Implemented: - Frequency bands: VLF 0.003–0.04 Hz, LF 0.04–0.15 Hz, HF 0.15–0.40 Hz - Time-domain: SDNN, RMSSD, pNN50 with standard definitions - Recording length: the Task Force recommends a nominal 5-minute short-term recording (or 24-hour long-term); it does not define a 2-minute time-domain minimum. RRational's own minimum-data thresholds (≥100 beats for time-domain, ≥300 beats for frequency-domain) follow common practice and the artifact-rate guidance of Quigley (2024).

Quigley 2024 (updated recommendations)

Quigley, K. S., Gianaros, P. J., Norman, G. J., Jennings, J. R., Berntson, G. G., & de Geus, E. J. C. (2024). Publication guidelines for human heart rate and heart rate variability studies in psychophysiology — Part 1: Physiological underpinnings and foundations of measurement. Psychophysiology, 61(9), e14604. DOI: 10.1111/psyp.14604

Implemented: - Artifact reporting with a quality-grade system - Exclusion threshold of >10% artifacts - Full pipeline reporting (detection method, correction, segment length)

Lipponen & Tarvainen 2019 (artifact correction)

Lipponen, J. A., & Tarvainen, M. P. (2019). A robust algorithm for heart rate variability time series artefact correction using novel beat classification. Journal of Medical Engineering & Technology, 43(3), 173–181. DOI: 10.1080/03091902.2019.1640306

Implemented: NeuroKit2's intervals_process(method="kubios") uses this algorithm.

Tarvainen et al. 2002 (Smoothness Priors detrending)
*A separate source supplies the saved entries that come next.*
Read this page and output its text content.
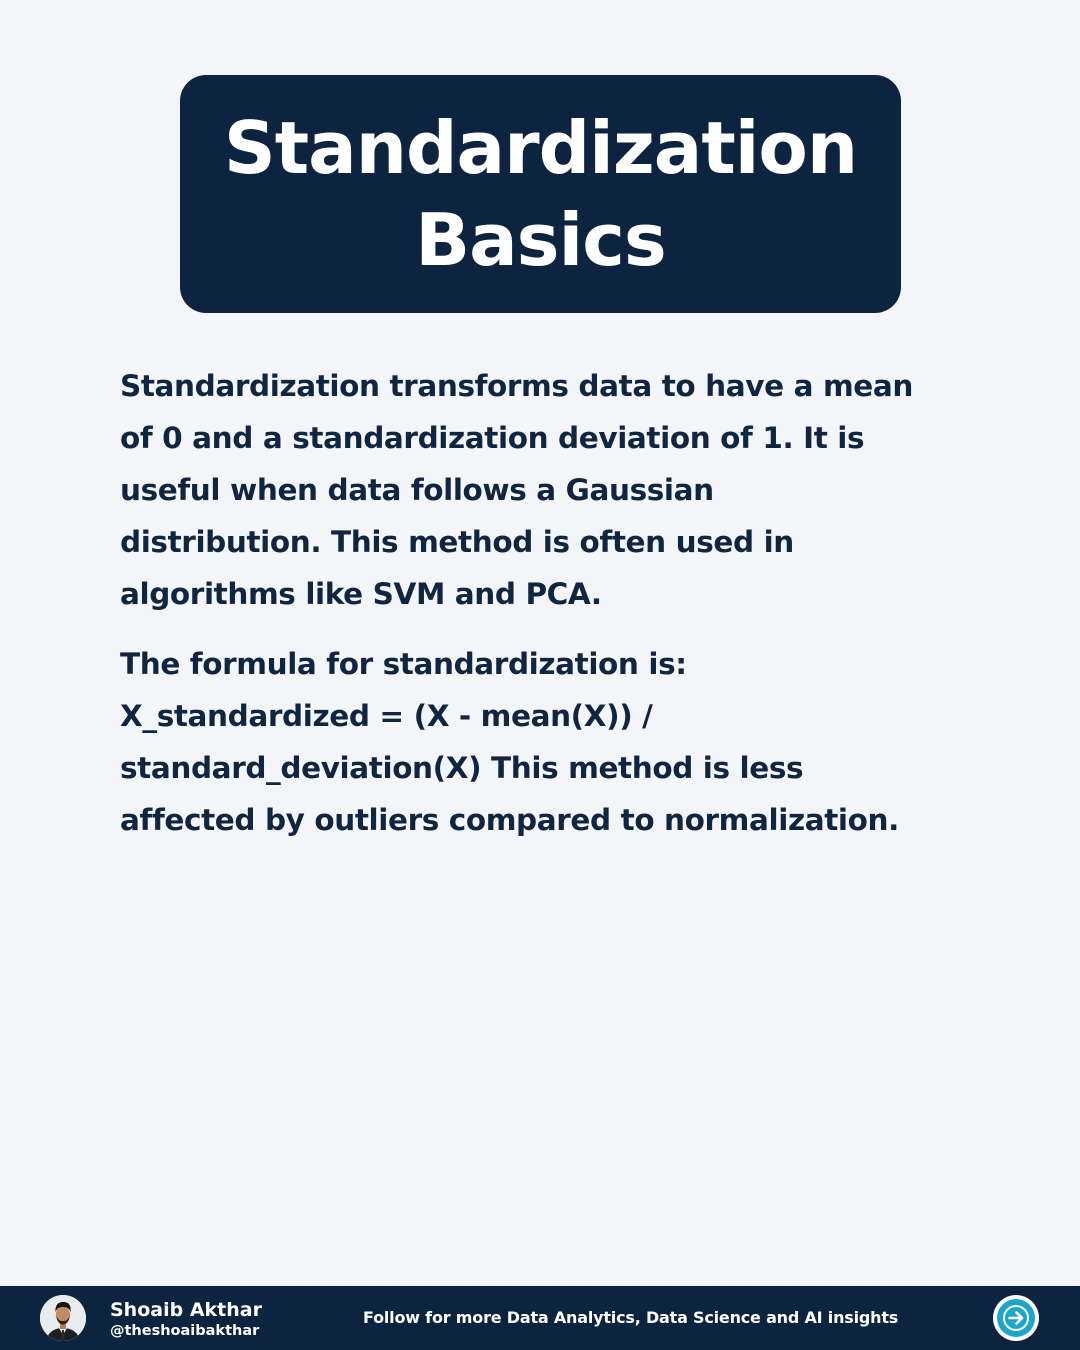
Standardization
Basics

Standardization transforms data to have a mean
of 0 and a standardization deviation of 1. It is
useful when data follows a Gaussian
distribution. This method is often used in
algorithms like SVM and PCA.

The formula for standardization is:
X_standardized = (X - mean(X)) /
standard_deviation(X) This method is less
affected by outliers compared to normalization.

Shoaib Akthar
@theshoaibakthar
Follow for more Data Analytics, Data Science and AI insights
Tarvainen, M. P., Ranta-Aho, P. O., & Karjalainen, P. A. (2002). An advanced detrending method with application to HRV analysis. IEEE Transactions on Biomedical Engineering, 49(2), 172–175. DOI: 10.1109/10.979357

Implemented in Kubios-compatible mode (freq_method="kubios"): nk.signal_detrend(method="tarvainen2002", regularization=500).

Berntson et al. 1997 (HRV committee consensus)

Berntson, G. G., Bigger, J. T., Eckberg, D. L., Grossman, P., Kaufmann, P. G., Malik, M., Nagaraja, H. N., Porges, S. W., Saul, J. P., Stone, P. H., & van der Molen, M. W. (1997). Heart rate variability: Origins, methods, and interpretive caveats. Psychophysiology, 34(6), 623–648. DOI: 10.1111/j.1469-8986.1997.tb02140.x


4. One-page summary for students

RRational is scientifically valid because:

  1. Engine: It uses NeuroKit2, a peer-reviewed, widely cited standard library.
  2. Cross-validation: An independent comparison with Kubios HRV Scientific (5 participants, Kubios-aligned settings) shows agreement of |Δ| ≤ 6% for MeanNN/RMSSD/HF and |Δ| ≤ 9% for LF — at the favourable end of published open-source tool comparisons.
  3. Guideline-conformant: All calculations follow Task Force 1996, Quigley 2024, and Lipponen/Tarvainen 2019.
  4. Transparent pipeline: Every .rrational file records the artifact correction, quality grade, and detection method used.
  5. Optional Kubios mode: If a publication requires direct comparison with Kubios values, enable freq_method="kubios".

For the SDNN and pNN50 differences in your own validation, see the SDNN and pNN50 notes above and the Kubios Compatibility Guide.